Seven-Foot Frame, Rats Along His Back
The song “We Don’t Talk About Bruno” hit No. 4 on the Billboard Hot 100 this week, making it the highest-charting song from a Disney animated film in 26 years, the best showing since “Colors of the Wind” from Pocahontas. Those of you keeping score at home will observe that means that “Bruno” has defeated “Let It Go,” the incorrigible earworm, which peaked at No. 5 on the list in 2014, a coup that at most only one person could have predicted. The film premiered in cinemas in November to a modest box office but since has seriously popped as it hit streaming.
Alex Janin, The Wall Street Journal
TEUs
The Port of Long Beach moved a record 9.38 million cargo containers in 2021, absolutely shattering its previous record of 8.1 million containers. The ports of Long Beach and Los Angeles handle around 40 percent of inbound U.S. container traffic. The port kept a brisk pace trying to keep the main logistical hub for Asian imports in motion, with imports jumping 14.6 percent to 3.58 million 20-foot equivalent units (TEUs), while exports were down 2.6 percent. Remarkably the port moved 3.36 million empty containers through its docks, an increase of 27.5 percent.
Cognac
Cognac is having a comeback, with the Bureau National Interprofessionnel du Cognac reporting that the 12-month period ending in November of 2021 saw 113 million bottles exported to the United States, up 9.2 percent compared to the same period a year prior. That rising demand is also fueling interest in a few unconventional cognacs. Right now 98 percent of all grapevines in the Cognac region of France — yes it’s one of those — are ugni blanc, an Italian strain grafted onto American roots. The reason for that was in the mid-1800s an insect named phylloxera wiped out 85 percent of France’s grapevines, and it became commercially untenable to use the varieties of grape that had previously gone into cognac.

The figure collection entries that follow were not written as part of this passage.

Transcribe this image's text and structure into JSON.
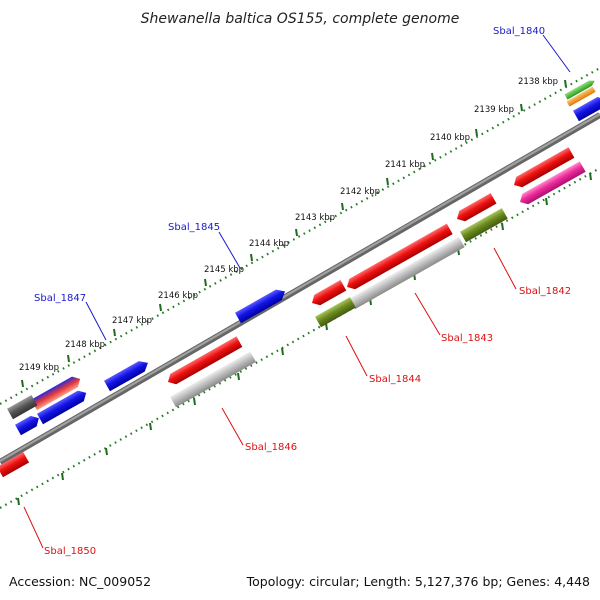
{
  "title": "Shewanella baltica OS155, complete genome",
  "footer": {
    "accession": "Accession: NC_009052",
    "summary": "Topology: circular; Length: 5,127,376 bp; Genes: 4,448"
  },
  "scale_labels": [
    "2138 kbp",
    "2139 kbp",
    "2140 kbp",
    "2141 kbp",
    "2142 kbp",
    "2143 kbp",
    "2144 kbp",
    "2145 kbp",
    "2146 kbp",
    "2147 kbp",
    "2148 kbp",
    "2149 kbp"
  ],
  "gene_labels_top": [
    "Sbal_1840",
    "Sbal_1845",
    "Sbal_1847"
  ],
  "gene_labels_bottom": [
    "Sbal_1842",
    "Sbal_1843",
    "Sbal_1844",
    "Sbal_1846",
    "Sbal_1850"
  ],
  "colors": {
    "backbone": "#8a8a8a",
    "forward_label": "#1a1acc",
    "reverse_label": "#dd1111",
    "blue": "#1414e6",
    "red": "#ee1111",
    "gray": "#b4b4b4",
    "olive": "#6b8a1e",
    "pink": "#ee2a9a",
    "green": "#44bb33",
    "orange": "#ff9922",
    "dotted_track": "#2a7a2a"
  }
}
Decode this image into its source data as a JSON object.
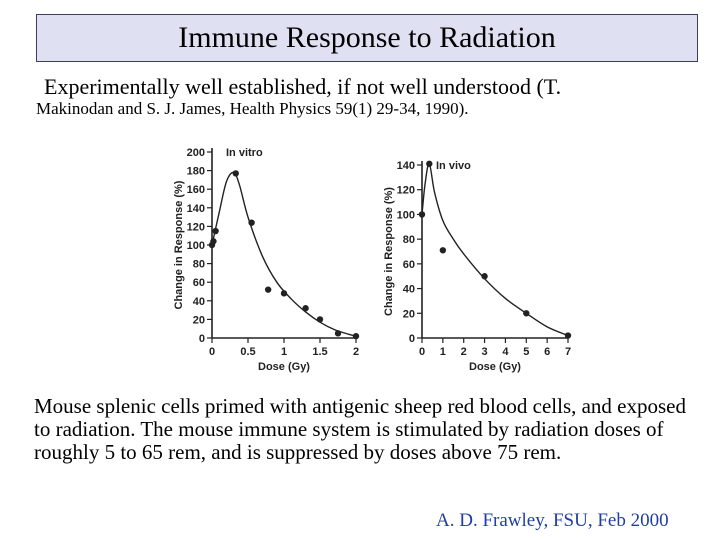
{
  "title": "Immune Response to Radiation",
  "subtitle_line1": "Experimentally well established, if not well understood (T.",
  "subtitle_line2": "Makinodan and S. J. James, Health Physics 59(1)  29-34, 1990).",
  "caption": "Mouse splenic cells primed with antigenic sheep red blood cells, and exposed to radiation. The mouse immune system is stimulated by radiation doses of roughly 5 to 65 rem, and is suppressed by doses above 75 rem.",
  "credit": "A. D. Frawley, FSU, Feb 2000",
  "colors": {
    "title_bg": "#dfe1f2",
    "title_border": "#3b3d5c",
    "credit": "#1f3fa0",
    "ink": "#222222"
  },
  "chart_data": [
    {
      "type": "line",
      "title": "In vitro",
      "xlabel": "Dose (Gy)",
      "ylabel": "Change in Response (%)",
      "xlim": [
        0,
        2
      ],
      "ylim": [
        0,
        200
      ],
      "xticks": [
        0,
        0.5,
        1,
        1.5,
        2
      ],
      "xtick_labels": [
        "0",
        "0.5",
        "1",
        "1.5",
        "2"
      ],
      "yticks": [
        0,
        20,
        40,
        60,
        80,
        100,
        120,
        140,
        160,
        180,
        200
      ],
      "points": [
        {
          "x": 0,
          "y": 100
        },
        {
          "x": 0.02,
          "y": 104
        },
        {
          "x": 0.05,
          "y": 115
        },
        {
          "x": 0.33,
          "y": 177
        },
        {
          "x": 0.55,
          "y": 124
        },
        {
          "x": 0.78,
          "y": 52
        },
        {
          "x": 1.0,
          "y": 48
        },
        {
          "x": 1.3,
          "y": 32
        },
        {
          "x": 1.5,
          "y": 20
        },
        {
          "x": 1.75,
          "y": 5
        },
        {
          "x": 2.0,
          "y": 2
        }
      ],
      "curve": [
        {
          "x": 0,
          "y": 100
        },
        {
          "x": 0.1,
          "y": 135
        },
        {
          "x": 0.2,
          "y": 168
        },
        {
          "x": 0.3,
          "y": 178
        },
        {
          "x": 0.38,
          "y": 165
        },
        {
          "x": 0.5,
          "y": 130
        },
        {
          "x": 0.7,
          "y": 88
        },
        {
          "x": 0.9,
          "y": 60
        },
        {
          "x": 1.1,
          "y": 42
        },
        {
          "x": 1.3,
          "y": 28
        },
        {
          "x": 1.5,
          "y": 17
        },
        {
          "x": 1.7,
          "y": 9
        },
        {
          "x": 1.9,
          "y": 4
        },
        {
          "x": 2.0,
          "y": 2
        }
      ]
    },
    {
      "type": "line",
      "title": "In vivo",
      "xlabel": "Dose (Gy)",
      "ylabel": "Change in Response (%)",
      "xlim": [
        0,
        7
      ],
      "ylim": [
        0,
        140
      ],
      "xticks": [
        0,
        1,
        2,
        3,
        4,
        5,
        6,
        7
      ],
      "xtick_labels": [
        "0",
        "1",
        "2",
        "3",
        "4",
        "5",
        "6",
        "7"
      ],
      "yticks": [
        0,
        20,
        40,
        60,
        80,
        100,
        120,
        140
      ],
      "points": [
        {
          "x": 0,
          "y": 100
        },
        {
          "x": 0.35,
          "y": 141
        },
        {
          "x": 1.0,
          "y": 71
        },
        {
          "x": 3.0,
          "y": 50
        },
        {
          "x": 5.0,
          "y": 20
        },
        {
          "x": 7.0,
          "y": 2
        }
      ],
      "curve": [
        {
          "x": 0,
          "y": 100
        },
        {
          "x": 0.15,
          "y": 125
        },
        {
          "x": 0.35,
          "y": 141
        },
        {
          "x": 0.6,
          "y": 118
        },
        {
          "x": 1.0,
          "y": 95
        },
        {
          "x": 1.5,
          "y": 80
        },
        {
          "x": 2.0,
          "y": 68
        },
        {
          "x": 3.0,
          "y": 48
        },
        {
          "x": 4.0,
          "y": 32
        },
        {
          "x": 5.0,
          "y": 20
        },
        {
          "x": 6.0,
          "y": 9
        },
        {
          "x": 7.0,
          "y": 2
        }
      ]
    }
  ]
}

Now that a bunch of liquor nerds are buying it up, though, the market detects a niche, and several brands are reinvesting in the other, more fickle grapes for the kind of brandy that Napoleon once partied on.
Wells
Part of an infrastructure bill signed in November allocated $4.7 billion to plug and reclaim abandoned oil wells, and in response the Department of the Interior released a new memo about the current state of orphaned wells, which are the oil wells that belonged to companies that went under and have no successor firm to handle the cleanup. The 2019 estimate for these wells was 56,000; the new estimate as of this month is 130,000, a number of holes that will cost between $2.6 billion and $19 billion to plug, likely on the higher end. That’s also probably an underestimate: Last year, the EPA estimated there might be 3.4 million abandoned wells.